That's a good question. Although if the person has anonymized the kit at GEDmatch by giving, say, initials for a handle, and marking themself as private in the GEDCOM, I would think "child of Peggy" on Peggy's own page could no less revealing than the information on GEDmatch.
But if they have not anonymized themselves, then there are two competing points:
- by uploading their kit and not anonymizing their associated information, they have made their identifying info public already
- even though they have made their info public already, they didn't asked for attention to be called to it by naming their kit number on a WikiTree page.

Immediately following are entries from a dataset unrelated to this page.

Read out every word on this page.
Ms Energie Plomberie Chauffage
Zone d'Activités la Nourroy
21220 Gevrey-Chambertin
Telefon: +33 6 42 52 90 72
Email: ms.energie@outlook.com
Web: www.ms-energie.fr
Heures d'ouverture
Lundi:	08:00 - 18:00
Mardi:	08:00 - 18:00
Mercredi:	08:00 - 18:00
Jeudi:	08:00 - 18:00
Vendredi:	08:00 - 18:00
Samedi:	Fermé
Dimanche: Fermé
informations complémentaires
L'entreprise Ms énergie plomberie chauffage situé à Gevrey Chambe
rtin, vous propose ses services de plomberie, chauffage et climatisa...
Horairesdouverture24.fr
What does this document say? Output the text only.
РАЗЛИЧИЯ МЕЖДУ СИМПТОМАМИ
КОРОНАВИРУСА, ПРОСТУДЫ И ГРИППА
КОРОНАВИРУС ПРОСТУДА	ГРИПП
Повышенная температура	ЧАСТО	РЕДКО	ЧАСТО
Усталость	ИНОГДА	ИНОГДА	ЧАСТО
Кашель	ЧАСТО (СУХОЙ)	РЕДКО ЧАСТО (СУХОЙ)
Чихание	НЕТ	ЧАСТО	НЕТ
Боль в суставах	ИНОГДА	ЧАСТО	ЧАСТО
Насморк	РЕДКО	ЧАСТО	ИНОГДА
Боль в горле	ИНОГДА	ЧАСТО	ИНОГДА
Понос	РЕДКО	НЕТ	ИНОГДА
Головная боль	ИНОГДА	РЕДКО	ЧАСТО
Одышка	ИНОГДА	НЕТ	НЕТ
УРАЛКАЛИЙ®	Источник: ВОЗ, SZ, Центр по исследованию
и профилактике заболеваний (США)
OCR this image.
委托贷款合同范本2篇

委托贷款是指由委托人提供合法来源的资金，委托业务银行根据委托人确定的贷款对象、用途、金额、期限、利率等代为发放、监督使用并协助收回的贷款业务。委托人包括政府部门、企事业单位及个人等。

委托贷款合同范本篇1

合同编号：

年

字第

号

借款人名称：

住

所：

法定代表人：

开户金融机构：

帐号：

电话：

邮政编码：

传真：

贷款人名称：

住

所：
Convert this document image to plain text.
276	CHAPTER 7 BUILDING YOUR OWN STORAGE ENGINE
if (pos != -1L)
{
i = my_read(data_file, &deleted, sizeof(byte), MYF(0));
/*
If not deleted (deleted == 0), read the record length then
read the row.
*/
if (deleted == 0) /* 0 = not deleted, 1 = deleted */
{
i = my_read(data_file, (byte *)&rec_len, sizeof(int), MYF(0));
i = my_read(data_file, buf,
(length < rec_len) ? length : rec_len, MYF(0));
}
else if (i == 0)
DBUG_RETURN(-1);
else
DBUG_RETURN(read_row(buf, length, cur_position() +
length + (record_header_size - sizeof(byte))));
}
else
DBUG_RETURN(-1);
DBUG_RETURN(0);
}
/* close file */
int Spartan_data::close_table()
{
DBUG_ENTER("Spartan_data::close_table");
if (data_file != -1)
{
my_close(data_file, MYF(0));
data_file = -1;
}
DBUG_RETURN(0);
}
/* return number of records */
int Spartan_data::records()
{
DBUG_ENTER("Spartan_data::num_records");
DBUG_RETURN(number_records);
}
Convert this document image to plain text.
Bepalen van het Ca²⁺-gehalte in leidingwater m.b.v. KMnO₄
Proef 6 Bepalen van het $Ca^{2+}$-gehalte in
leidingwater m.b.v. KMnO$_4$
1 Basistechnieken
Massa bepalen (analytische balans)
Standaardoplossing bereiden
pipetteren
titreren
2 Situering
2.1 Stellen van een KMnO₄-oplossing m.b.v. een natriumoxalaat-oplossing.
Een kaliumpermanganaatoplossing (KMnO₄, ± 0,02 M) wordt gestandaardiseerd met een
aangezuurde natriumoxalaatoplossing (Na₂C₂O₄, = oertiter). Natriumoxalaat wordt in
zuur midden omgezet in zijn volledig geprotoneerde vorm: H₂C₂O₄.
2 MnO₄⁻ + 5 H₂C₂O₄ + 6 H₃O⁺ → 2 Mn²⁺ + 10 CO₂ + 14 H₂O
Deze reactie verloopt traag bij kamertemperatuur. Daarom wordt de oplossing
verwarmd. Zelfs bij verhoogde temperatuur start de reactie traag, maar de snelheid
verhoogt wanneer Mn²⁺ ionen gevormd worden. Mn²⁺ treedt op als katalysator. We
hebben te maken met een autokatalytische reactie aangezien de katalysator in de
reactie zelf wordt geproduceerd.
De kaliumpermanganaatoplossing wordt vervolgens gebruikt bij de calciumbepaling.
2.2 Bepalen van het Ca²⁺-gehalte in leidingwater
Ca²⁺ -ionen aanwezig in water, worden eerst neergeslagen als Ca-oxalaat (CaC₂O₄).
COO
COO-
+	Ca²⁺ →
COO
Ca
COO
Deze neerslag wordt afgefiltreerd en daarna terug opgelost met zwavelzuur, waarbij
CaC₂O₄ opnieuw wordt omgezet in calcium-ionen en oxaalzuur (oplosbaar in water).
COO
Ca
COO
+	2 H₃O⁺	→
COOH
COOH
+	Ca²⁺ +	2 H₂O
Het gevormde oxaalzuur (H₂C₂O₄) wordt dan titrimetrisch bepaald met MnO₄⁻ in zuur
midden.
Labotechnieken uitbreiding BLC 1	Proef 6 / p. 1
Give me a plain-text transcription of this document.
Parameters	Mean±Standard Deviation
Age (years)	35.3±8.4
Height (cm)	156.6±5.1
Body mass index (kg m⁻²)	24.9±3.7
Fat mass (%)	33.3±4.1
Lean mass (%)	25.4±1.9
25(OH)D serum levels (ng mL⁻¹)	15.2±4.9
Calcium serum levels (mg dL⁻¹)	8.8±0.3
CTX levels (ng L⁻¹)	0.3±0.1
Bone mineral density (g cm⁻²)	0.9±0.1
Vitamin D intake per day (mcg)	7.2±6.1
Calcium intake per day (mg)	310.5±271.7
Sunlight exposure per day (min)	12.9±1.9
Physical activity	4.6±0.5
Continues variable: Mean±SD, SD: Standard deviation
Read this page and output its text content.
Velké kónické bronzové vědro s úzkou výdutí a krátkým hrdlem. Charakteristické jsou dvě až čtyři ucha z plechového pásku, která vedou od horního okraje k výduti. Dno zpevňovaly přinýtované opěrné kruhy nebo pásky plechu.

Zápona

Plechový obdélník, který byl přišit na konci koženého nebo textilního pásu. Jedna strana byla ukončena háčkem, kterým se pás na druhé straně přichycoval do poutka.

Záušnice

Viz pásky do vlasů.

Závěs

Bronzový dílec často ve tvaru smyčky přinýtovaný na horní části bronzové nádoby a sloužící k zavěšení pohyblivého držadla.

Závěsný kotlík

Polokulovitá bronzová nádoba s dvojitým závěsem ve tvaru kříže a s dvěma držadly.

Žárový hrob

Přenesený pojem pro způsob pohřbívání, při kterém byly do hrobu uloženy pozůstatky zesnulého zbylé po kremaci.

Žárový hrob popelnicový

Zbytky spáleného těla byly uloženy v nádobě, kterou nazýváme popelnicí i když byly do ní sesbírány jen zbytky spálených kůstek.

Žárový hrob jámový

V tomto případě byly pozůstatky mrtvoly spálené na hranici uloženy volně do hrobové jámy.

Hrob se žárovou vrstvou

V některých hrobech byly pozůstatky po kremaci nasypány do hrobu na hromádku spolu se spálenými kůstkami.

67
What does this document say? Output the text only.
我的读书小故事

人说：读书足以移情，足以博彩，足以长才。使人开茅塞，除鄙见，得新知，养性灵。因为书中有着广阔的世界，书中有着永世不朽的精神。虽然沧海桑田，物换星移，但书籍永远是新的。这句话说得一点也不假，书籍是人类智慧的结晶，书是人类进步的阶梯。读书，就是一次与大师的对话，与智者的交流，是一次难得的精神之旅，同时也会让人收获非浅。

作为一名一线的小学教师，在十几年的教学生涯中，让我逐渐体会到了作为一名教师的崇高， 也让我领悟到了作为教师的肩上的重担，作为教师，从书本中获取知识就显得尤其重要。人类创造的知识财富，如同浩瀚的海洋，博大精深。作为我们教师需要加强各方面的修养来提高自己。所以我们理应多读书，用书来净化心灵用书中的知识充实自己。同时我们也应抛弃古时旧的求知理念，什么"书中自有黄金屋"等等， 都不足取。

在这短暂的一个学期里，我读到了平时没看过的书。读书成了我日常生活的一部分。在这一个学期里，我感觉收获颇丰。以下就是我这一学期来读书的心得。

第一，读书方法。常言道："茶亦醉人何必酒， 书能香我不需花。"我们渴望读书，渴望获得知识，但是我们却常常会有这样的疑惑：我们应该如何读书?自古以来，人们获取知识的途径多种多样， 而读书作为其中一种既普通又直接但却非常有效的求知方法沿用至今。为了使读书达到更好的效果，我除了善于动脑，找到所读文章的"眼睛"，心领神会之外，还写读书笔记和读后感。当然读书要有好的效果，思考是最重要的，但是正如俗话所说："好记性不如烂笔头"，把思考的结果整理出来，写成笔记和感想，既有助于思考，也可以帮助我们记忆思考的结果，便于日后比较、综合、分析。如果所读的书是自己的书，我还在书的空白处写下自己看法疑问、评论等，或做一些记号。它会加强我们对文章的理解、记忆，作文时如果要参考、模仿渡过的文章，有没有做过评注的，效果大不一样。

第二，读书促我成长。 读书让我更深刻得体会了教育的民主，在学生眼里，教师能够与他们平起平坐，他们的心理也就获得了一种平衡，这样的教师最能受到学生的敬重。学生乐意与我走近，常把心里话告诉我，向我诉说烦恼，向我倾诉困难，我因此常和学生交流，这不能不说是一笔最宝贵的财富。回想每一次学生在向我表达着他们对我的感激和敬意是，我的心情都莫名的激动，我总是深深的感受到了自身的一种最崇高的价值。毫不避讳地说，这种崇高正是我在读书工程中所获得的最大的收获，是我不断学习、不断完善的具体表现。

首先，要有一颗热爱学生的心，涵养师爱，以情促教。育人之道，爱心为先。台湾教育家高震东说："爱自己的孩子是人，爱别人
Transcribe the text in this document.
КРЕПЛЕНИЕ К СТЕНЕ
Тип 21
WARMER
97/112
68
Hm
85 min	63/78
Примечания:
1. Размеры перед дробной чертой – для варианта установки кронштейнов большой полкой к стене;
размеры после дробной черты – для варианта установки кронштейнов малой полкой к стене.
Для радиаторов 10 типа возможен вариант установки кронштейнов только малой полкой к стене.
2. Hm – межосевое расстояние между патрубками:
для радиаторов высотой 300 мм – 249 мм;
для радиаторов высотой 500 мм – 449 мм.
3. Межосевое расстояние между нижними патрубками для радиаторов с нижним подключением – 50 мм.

While I personally lean towards point 1, I would assume that fear of the GDPR law would govern every decision these days. And since there will be cases where the person did not anonymize themselves at all on GEDmatch, the simplest policy would just be to not allow the inclusion of GEDmatch IDs in citations except when your match has created a WikiTree account and entered their own test information.
This has been brought up on GEDmatch before, by Chris Whitten himself.
https://www.wikitree.com/g2g/601685/significant-privacy-related-changes-to-wikitree-for-gdpr
(See the post itself and then also Rob Jacobson's response and then Sherrie Mitchell's.)
But the GDPR FAQ gives no clarity, so I suspect this particular point was never explicitly considered and codified into policy:
https://www.wikitree.com/wiki/Help:GDPR_FAQ#What_happened_to_DNA_test_information.3F
BTW: regarding the third cousin or closer rule, the last condition is that your prediction should match the relationship. The Shared cM project gives only a 3% chance of 2C1R sharing as little DNA as you do. Is this possibly a half-relationship? I have a 2C2R myself who shares only 10cM with me -- a 7% chance. I'm confident in the relationship, but it's good to stop and do a double-take when you see a total cM value so far off from the expected value.